The plot's a bit tricky; Amelie, a waitress in a café in Paris, finds the childhood belongings of her apartment's previous tenant. She decides to find him so she can see the look on his face when he sees his old childhood toys. once she does this, she's so moves that she decides to dedicate her life to helping others, but she beings to forget that she herself deserves to be happy herself.

The movie's art direction is perfect; I guarantee that you'll never see another film like it.
I also loved the narration of the characters; when each is introduced, their likes and dislikes are included with their life story.
Overall, it's a a charming and quirky film; it made me want to chop my hair into a short bob, and take photos in picture booths.

The true test to any movie, especially one with a female heroine, as they can be whiny and dependant on the leading man, is whether or not we can sympathize with the protagonist. I loved Amelie; she's stuck in her head. She fantasized about happiness, but never takes the steps herself to seizing her dream. Anyone can relate to that.

Plus it's in French, so everything sounds more sophisticated and romantic.

The second film I've been trying to PVR forever, and it was finally on last Sunday morning.

'Breakfast With Scot' is a Canadian dramaedy about a gay couple, Eric and Sam, who have to temporarily adopt an eleven year old boy (Sam's nephew) when his mother dies and his father flees (It's similar to the plot of the Swedish movie 'Patrik 1,5', if that helps). The boy, Scot, is extremely flamboyant, which makes Erik, an ex Toronto Maple Leaf and current sports show host uncomfortable, because he is not publicly out.

What I loved about this film was that the protagonist, Eric, was not portrayed as the stereotypical gay man, as he's pretty much the typical guy's guy. He hates shopping, eats pretzels while watching hockey, and was known in the rink as a fighter.

My two gripes with this film are that Scot character may have been made a bit too flamboyant (No eleven year old can figure skate like that), though you could argue that that is what would happen if a child was left to completely be himself, and that Sam, Eric's partner, wasn't featured enough, though I get that the director wanted to focus on the relationship between Eric and Scot.

The movie's predictable, but it's heartwarming, and it dashes the views of what an 'ordinary', 'conventional' family is.

I know, I know.
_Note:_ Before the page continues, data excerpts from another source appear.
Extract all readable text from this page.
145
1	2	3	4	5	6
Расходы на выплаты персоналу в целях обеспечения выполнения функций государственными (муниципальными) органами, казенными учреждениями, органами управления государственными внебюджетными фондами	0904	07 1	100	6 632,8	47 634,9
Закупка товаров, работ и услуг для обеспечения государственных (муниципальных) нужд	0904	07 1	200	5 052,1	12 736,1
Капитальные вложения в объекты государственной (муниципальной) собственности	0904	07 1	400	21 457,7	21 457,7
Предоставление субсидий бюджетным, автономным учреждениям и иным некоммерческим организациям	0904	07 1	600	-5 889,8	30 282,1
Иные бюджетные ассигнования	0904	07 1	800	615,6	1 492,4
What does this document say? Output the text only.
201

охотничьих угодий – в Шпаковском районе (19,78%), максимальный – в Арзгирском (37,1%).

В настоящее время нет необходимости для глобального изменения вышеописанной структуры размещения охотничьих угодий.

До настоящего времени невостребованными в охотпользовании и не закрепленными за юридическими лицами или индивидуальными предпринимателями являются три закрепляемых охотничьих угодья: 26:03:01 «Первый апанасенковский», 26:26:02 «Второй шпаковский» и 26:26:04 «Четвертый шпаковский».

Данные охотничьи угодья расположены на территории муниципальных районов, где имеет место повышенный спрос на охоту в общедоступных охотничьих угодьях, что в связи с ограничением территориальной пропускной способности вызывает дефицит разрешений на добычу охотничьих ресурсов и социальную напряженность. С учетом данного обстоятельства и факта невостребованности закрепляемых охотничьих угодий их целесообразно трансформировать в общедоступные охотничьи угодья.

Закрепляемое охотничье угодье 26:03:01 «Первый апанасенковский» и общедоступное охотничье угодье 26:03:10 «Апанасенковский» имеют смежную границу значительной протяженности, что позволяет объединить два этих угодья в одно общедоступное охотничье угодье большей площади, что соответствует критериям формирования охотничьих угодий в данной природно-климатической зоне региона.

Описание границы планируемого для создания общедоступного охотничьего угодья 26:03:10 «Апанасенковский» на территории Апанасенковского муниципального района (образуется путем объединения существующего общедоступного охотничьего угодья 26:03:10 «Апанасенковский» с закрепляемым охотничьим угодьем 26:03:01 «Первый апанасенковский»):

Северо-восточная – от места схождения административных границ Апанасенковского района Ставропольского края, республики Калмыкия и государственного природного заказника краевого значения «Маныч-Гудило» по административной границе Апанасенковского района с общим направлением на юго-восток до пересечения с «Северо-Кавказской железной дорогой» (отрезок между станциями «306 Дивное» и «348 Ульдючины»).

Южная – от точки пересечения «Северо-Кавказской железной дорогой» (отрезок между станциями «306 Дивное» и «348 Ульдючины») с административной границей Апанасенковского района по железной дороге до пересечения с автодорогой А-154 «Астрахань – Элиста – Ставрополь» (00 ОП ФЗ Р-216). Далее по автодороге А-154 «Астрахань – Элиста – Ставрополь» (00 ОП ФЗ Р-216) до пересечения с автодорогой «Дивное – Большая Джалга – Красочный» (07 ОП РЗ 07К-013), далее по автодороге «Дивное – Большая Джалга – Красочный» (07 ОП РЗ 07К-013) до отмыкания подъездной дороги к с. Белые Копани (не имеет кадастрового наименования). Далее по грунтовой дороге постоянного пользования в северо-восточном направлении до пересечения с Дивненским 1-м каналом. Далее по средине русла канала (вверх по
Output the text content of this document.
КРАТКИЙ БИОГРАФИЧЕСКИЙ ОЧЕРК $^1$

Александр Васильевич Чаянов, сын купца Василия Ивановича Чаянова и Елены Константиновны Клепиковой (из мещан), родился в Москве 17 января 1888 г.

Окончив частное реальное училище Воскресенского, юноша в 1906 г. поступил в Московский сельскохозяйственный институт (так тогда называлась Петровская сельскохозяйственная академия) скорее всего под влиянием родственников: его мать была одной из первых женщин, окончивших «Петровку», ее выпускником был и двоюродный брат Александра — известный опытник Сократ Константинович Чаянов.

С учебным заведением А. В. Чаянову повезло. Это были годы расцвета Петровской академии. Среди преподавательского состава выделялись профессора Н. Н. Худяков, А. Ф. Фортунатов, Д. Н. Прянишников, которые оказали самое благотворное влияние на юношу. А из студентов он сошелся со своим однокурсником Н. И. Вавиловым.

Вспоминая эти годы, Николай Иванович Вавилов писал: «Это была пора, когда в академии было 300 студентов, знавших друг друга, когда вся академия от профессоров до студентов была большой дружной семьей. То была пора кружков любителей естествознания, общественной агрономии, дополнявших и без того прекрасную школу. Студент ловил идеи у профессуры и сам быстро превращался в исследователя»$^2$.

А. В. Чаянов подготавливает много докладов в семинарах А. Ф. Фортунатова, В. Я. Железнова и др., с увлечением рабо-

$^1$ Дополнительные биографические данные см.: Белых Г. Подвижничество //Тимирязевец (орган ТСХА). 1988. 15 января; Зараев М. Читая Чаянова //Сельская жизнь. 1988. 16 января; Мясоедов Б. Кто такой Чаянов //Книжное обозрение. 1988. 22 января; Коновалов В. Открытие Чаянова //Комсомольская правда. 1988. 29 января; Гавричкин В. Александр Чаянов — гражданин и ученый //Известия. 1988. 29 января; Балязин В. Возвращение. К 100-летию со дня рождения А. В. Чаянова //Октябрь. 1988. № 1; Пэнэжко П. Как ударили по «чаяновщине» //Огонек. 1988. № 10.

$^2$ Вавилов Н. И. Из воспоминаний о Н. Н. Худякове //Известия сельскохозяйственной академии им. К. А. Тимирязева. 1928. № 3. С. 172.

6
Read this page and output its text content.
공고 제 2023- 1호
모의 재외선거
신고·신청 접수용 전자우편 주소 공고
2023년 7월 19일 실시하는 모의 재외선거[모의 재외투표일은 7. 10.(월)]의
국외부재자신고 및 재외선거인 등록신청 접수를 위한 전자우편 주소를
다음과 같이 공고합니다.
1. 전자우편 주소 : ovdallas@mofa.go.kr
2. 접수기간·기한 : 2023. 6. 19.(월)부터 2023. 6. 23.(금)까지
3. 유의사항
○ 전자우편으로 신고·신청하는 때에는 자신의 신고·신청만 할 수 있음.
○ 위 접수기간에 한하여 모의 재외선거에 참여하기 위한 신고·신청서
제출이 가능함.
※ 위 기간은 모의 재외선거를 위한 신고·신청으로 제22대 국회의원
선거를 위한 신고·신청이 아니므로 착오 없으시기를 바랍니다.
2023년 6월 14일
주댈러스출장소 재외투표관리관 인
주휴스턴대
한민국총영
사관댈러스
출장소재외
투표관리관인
I'd never seen 'Eternal Sunshine Of The Spotless Mind'.
I'm a horrible person.

Anyway, you probably all know what goes down in this movie, but I'll explain for those who don't:
Joel and Clementine meet, fall in love, then break up and hate each other. Clementine goes to a doctor to have her memories of Joel erased in a surgical procedure. Finding this out, Joel goes and has the same procedure, only to realize during that he doesn't want to forget Clementine.

It's a film about love, plain and simple.
It's bleak, yet hopeful at the same time.
I can't describe it any better than that.

Just go see it, it's a classic.
And 'Montauk' by Bayside will make more sense to you.